Sono sempre più convinto che finché non si ridurranno le disuguaglianze nel mondo, non potrà esserci uno sviluppo reale. Bisogna quindi che tutti uniscano le loro forze per scongiurare il pericolo di una crescita dimezzata: guidando uno dei gruppi italiani tra i più attivi su scala globale, sento in questo senso una responsabilità maggiore. L’ho ribadito anche lo scorso 16 settembre ad Assisi intervenendo in una conferenza sulla rivoluzione 4.0 che è stata organizzata nell’ambito del “Cortile di Francesco”: l’obiettivo ultimo deve essere, oggi più che mai, la creazione di un valore condiviso, non esclusivamente il profitto. Come si può rimanere fermi a guardare, sapendo ad esempio che due terzi della popolazione africana nel 2017 non ha ancora elettricità? Che le ultime due ‘Rivoluzioni’ hanno lasciato indietro circa l’80% della popolazione mondiale? Per qualcuno è il concetto di sviluppo stesso ad essere sbagliato, perché in passato ha portato a un ampliamento del gap tra chi ha e chi non ha. Non si può non riconoscerlo. Le colpe, però, non vanno ricercate nello sviluppo stesso, che è pur sempre positivo, ma in chi vi è dietro: l’uomo, che non lo utilizza in maniera efficace.

Oggi nuove opportunità arrivano dall’informatizzazione. Occorre smentire quegli studi secondo i quali la Rivoluzione 4.0 contribuirà ad allargare ulteriormente il gap, dal momento che i Paesi sviluppati sono più capaci di sfruttare le risorse digitali. Dobbiamo dimostrare che siamo in grado di andare nella direzione opposta, quella che porta a diminuire tale divario, anche grazie alla Rivoluzione 4.0: dal punto di vista ambientale è già dimostrato, infatti, che tendenze come l’informatizzazione, l’efficienza e il controllo dei processi stiano contribuendo a ridurre la CO2 immessa nell’atmosfera. Le stime parlano di 12 miliardi di tonnellate tra il 2016 e il 2025, in netto anticipo rispetto a quanto preventivato dalla Cop21 di Parigi.
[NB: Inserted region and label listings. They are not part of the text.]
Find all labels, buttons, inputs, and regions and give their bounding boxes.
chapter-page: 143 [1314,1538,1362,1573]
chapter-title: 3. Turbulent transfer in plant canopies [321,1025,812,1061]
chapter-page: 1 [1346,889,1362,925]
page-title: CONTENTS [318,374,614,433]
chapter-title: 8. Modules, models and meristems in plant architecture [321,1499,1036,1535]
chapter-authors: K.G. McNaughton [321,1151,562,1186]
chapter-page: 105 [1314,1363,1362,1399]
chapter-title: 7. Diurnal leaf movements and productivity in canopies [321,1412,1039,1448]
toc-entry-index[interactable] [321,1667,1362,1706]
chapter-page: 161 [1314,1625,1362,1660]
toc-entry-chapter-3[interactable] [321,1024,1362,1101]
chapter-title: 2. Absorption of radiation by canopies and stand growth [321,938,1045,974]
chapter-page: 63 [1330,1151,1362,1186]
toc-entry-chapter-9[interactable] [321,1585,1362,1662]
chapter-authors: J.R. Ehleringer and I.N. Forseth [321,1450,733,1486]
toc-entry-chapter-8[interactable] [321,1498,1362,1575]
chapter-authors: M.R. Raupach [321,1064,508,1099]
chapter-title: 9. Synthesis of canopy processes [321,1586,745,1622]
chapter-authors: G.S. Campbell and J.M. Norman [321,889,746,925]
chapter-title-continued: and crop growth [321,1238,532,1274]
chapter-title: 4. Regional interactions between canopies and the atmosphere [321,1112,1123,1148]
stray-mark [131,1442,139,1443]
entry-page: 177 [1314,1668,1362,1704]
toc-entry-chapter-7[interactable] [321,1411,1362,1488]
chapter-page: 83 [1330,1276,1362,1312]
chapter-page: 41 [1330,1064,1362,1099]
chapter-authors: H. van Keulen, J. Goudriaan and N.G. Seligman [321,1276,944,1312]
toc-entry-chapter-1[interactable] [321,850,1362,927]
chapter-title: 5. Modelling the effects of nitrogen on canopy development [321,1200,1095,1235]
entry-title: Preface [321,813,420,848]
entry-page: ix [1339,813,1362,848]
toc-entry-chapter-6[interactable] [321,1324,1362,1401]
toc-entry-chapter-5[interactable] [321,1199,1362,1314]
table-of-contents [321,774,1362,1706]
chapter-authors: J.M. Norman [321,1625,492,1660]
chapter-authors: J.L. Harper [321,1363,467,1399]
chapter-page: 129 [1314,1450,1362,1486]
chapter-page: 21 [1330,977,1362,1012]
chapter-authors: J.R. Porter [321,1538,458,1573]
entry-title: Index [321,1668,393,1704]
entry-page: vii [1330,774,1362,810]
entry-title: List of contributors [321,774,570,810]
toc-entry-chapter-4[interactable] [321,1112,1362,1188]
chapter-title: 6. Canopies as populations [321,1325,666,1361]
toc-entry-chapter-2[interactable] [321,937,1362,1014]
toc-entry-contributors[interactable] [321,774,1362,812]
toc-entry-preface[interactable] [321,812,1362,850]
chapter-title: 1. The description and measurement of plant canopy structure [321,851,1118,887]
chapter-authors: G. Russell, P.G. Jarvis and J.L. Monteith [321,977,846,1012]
Inoltre lo studio del Wef, oltre ai benefici in termini di CO2, presume che in dieci anni tale trasformazione produrrà 100 trilioni di dollari di ricaduta. E qui si gioca un passaggio fondamentale: il fatto che oggi milioni di persone dall’Africa siano costrette a spostarsi verso l’Europa significa che in passato occasioni come queste sono state sprecate, distribuendo tali risorse solo su alcune teste, le nostre, su quel 20% della popolazione sempre più ricco. Questi 100 trilioni di dollari devono invece essere utilizzati bene e reinvestiti in un’ottica non di profitto, ma di valore condiviso.

Dobbiamo aiutare gli altri. In Eni crediamo fortemente in questo e consideriamo importantissimi i budget per lo sviluppo socio-culturale e sanitario delle realtà in cui operiamo. Investiamo per rendere l’energia accessibile a tutti, anche se questo può significare portare a casa meno profitto. Come ad esempio in Africa: il gas che produciamo non lo esportiamo totalmente, ma una parte resta lì, per 18 milioni di persone che ne usufruiscono. È fondamentale per acquisire credibilità, ma soprattutto per creare valore: una strada che merita di essere percorsa.